I want to implement HTM algorithm to impute missing data in a data set. I have read the “NuPIC 1.0.5 API Documentation” of HTM algorithm, as it is stated in the document there are two types of classification to predict data categories, but I need to predict actual values of missing data in the desired data set.
Is it possible to implement HTM algorithm to do so?
Would you please introduce a resource to me to know how to do that?
Does the data set need to include “timestamp” the same as “gymdata.csv”?
What data type(s) are you dealing with? Any types that the Classifier can handle can be predicted in their raw data form, and you could use the top prediction as the imputed value. I remember reading the there was no classifier for coordinate data, though if you’re dealing with numeric or categorical it should be doable in the current NuPIC setup.

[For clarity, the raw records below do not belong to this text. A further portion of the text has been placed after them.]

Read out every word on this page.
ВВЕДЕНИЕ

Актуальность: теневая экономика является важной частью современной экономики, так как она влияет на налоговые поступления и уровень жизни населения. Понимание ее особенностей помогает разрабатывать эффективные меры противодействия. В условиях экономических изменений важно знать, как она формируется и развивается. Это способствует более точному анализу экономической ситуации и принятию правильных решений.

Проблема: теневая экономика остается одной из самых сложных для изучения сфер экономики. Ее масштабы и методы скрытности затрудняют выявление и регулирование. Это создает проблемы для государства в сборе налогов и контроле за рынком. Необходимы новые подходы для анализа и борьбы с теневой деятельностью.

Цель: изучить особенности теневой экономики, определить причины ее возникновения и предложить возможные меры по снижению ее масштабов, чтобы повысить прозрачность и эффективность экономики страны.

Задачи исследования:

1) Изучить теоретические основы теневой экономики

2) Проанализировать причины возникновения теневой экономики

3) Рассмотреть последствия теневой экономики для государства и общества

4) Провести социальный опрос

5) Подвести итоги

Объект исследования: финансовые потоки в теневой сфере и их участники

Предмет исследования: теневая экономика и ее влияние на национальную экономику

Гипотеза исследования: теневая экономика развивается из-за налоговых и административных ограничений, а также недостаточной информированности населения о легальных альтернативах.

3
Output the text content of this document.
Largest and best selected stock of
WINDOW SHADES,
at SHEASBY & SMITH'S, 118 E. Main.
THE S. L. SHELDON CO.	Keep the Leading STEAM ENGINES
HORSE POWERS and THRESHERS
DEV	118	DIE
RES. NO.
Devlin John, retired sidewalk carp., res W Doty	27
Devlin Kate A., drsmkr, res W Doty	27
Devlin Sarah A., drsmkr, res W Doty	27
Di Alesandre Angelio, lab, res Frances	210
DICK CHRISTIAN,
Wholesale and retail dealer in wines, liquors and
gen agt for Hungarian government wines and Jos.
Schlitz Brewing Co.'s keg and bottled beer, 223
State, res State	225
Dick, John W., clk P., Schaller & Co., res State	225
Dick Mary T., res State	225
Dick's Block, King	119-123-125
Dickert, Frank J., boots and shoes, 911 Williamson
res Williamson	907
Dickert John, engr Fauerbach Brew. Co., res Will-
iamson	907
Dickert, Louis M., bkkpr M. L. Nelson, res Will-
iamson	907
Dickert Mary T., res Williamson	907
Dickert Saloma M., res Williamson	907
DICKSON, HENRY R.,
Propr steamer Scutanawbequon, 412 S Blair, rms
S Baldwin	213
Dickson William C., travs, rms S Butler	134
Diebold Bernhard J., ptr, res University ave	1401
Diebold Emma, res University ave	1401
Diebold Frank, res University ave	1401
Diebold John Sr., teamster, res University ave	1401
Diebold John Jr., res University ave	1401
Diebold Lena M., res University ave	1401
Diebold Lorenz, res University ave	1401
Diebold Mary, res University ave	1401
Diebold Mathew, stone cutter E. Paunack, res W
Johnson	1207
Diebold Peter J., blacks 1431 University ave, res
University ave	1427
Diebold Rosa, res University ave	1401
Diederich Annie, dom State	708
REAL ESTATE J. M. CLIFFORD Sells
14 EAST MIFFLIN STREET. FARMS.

Thank you! my data types are numeric and categorical in the data set.
Do you mean the result of a defined classifier as the top prediction of data? ( for example SDR classifier)
Right, the classifier will output a set of predictions with different confidence levels, so the highest confidence would be the top. Key to wielding NuPIC in general is to understand the model parameters config structure, which is used to instantiate every model. Here’s an example of one used for anomaly detection:
All you really need to do is replace the ‘TemporalAnomaly’ inferenceType with ‘TemporalMultiStep’, and change the filenames of the encoders plus their min and max values to match your data. That applies to your numeric columns at least. The categorical ones can generate predictions too, they just need to be encoded using the categorical encoder. I’d have a separate NuPIC model for each field you’re doing imputation for.